Anyway.. we toured around.. it was fantastic. We learned about how he was a warhero, the first to discover this, the first to discover that, we had the Battlefield Earth animatronic display and all that gloriousness. It was truly fantastic. The people working there really seemed to admire Mr. Hubbard.
After hours[minutes] and hours[minutes] of buildup (I REALLY enjoy crap like this) we got to the grand finale. Some fantastic impressive almost imperial sounding pompous piece of classical music displayed whilst we stared at a wall covered in accolades, awards, plaques, diplomas and so forth, all awarded to the late great Cupboard.
Then.. the walls parted! and another wall behind appeared.. covered in awards, plaques, diplomas and so forth, all awarded to some scifi writer.
Then the wall split again! to reveal another wall covered in awards, pla.. crap. Then the wall split again, the music built to a tremendous climax and a handsome, refined, slightly enigmatic yet delightfully benevolent portrait of Mr. Con Cupboard was revealed.. and proceeded to propel itself forward towards us. I was awestruck. I REALLY love tacky crap like this. I was lost for words.

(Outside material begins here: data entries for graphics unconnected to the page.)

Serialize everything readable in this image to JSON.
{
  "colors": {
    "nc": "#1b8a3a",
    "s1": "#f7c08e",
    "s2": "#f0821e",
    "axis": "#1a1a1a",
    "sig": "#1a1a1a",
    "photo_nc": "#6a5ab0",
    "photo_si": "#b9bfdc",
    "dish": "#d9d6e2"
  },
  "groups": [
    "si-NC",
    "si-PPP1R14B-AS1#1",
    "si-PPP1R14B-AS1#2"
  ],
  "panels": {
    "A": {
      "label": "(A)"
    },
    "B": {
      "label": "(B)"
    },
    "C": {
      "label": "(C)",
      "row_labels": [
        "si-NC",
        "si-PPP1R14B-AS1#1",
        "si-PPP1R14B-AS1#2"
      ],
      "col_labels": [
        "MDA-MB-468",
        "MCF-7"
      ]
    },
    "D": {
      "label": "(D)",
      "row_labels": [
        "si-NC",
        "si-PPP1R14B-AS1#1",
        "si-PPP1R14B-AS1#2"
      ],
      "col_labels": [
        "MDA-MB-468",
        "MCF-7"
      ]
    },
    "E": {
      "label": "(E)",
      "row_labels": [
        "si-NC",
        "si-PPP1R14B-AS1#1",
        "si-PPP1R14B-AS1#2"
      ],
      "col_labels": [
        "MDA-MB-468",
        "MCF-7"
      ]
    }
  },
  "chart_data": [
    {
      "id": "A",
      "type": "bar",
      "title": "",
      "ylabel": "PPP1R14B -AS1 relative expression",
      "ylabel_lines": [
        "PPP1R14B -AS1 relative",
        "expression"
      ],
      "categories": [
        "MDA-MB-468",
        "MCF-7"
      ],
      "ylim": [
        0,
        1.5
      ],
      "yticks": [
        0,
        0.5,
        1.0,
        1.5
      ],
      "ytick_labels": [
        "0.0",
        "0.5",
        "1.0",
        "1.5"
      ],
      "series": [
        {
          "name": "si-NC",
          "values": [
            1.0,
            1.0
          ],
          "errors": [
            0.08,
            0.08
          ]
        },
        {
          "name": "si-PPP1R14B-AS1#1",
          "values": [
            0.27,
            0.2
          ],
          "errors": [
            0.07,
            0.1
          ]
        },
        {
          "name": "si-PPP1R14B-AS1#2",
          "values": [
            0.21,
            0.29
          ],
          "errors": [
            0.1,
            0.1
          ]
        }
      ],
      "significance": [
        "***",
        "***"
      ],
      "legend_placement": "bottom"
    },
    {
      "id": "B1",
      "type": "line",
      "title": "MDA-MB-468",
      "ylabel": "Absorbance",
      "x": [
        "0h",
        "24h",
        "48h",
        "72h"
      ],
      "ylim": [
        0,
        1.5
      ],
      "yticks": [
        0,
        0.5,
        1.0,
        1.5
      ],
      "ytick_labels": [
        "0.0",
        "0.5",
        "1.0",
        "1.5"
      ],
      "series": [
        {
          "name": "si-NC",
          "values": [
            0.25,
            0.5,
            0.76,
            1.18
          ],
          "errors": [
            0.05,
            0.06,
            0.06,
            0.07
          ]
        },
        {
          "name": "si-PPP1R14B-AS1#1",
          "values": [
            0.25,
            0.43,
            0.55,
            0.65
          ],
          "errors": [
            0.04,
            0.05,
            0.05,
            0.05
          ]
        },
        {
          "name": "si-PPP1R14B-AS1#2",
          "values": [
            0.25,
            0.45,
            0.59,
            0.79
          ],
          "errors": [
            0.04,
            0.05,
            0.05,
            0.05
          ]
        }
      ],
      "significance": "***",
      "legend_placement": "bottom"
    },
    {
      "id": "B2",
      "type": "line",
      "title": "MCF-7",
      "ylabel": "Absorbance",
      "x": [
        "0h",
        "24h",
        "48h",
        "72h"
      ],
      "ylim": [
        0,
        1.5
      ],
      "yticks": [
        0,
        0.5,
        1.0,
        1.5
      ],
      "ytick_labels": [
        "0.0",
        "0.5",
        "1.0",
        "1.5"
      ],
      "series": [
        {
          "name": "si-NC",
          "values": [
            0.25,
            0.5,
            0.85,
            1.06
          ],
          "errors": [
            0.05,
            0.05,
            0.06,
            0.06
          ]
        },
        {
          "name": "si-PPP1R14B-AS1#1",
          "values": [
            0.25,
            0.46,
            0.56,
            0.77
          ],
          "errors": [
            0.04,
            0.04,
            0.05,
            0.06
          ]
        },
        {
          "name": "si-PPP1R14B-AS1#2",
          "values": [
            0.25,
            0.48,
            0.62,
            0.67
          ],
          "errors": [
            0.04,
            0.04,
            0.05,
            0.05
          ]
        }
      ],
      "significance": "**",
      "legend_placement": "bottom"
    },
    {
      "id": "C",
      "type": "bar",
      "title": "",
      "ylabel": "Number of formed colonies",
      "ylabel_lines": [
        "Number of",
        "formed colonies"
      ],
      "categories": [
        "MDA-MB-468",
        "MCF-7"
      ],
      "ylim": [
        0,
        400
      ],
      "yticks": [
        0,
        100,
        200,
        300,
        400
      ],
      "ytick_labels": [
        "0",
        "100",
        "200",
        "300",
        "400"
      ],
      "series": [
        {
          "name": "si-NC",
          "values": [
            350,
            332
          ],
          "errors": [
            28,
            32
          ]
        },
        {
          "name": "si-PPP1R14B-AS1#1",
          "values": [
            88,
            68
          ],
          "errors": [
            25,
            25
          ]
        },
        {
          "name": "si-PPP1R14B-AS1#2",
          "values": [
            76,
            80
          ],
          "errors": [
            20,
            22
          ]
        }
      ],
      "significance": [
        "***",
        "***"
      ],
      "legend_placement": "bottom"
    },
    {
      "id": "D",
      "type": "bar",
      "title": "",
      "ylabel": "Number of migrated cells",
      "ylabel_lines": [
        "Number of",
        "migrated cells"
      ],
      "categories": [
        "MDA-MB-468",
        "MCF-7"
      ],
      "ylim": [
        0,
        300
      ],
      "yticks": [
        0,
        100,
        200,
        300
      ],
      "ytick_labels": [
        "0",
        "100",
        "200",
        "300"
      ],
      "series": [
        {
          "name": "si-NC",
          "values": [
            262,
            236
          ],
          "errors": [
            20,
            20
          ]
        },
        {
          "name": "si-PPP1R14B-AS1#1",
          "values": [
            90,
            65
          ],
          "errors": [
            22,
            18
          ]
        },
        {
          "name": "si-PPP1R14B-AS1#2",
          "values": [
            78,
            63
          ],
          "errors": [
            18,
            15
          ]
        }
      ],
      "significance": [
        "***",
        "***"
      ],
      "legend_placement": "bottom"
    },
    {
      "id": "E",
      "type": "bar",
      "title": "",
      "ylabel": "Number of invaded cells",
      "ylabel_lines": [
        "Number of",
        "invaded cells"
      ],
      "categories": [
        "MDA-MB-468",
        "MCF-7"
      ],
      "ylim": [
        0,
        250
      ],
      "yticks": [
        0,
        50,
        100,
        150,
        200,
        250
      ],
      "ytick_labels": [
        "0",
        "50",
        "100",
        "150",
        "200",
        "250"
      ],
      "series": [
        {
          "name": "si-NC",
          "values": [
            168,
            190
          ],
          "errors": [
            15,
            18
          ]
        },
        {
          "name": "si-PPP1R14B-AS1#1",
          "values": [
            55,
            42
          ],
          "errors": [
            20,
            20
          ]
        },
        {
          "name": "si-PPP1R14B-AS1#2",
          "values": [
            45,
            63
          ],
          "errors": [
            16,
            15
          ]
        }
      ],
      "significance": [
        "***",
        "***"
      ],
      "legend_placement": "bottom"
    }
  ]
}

The music faded, the lights went up, Ron continued to grin at us, and the tour guide asked us how we liked it. I realised then we were in a giftshop/bookshop. I told her honestly. "It was awesome! Can I get one of your bible things?".. she told me I could. But then I found out I have to pay for it. What a crock. The christians give out free bibles all the time, bloody scientologists want like $20 for their crappy religion.
My love for Scientology faded almost as quickly as it arrived.
The third instance that day was on my way home. I saw a sign for "FREE[blah blah blah]" and obviously rushed over. It was for an IQ test! woo hoo!
Anyway there was a bit of a mixup. The stupid scientology center (yet another one..) was closing shortly, and they 'accidently' gave me the personality test instead of the IQ test. Which I took. After many many questions they told me "You [blah blah blah cut out] would benefit from going on THESE scientology classes, and buying this book[Dianetics]". Bah. I was getting sick of scientology by then.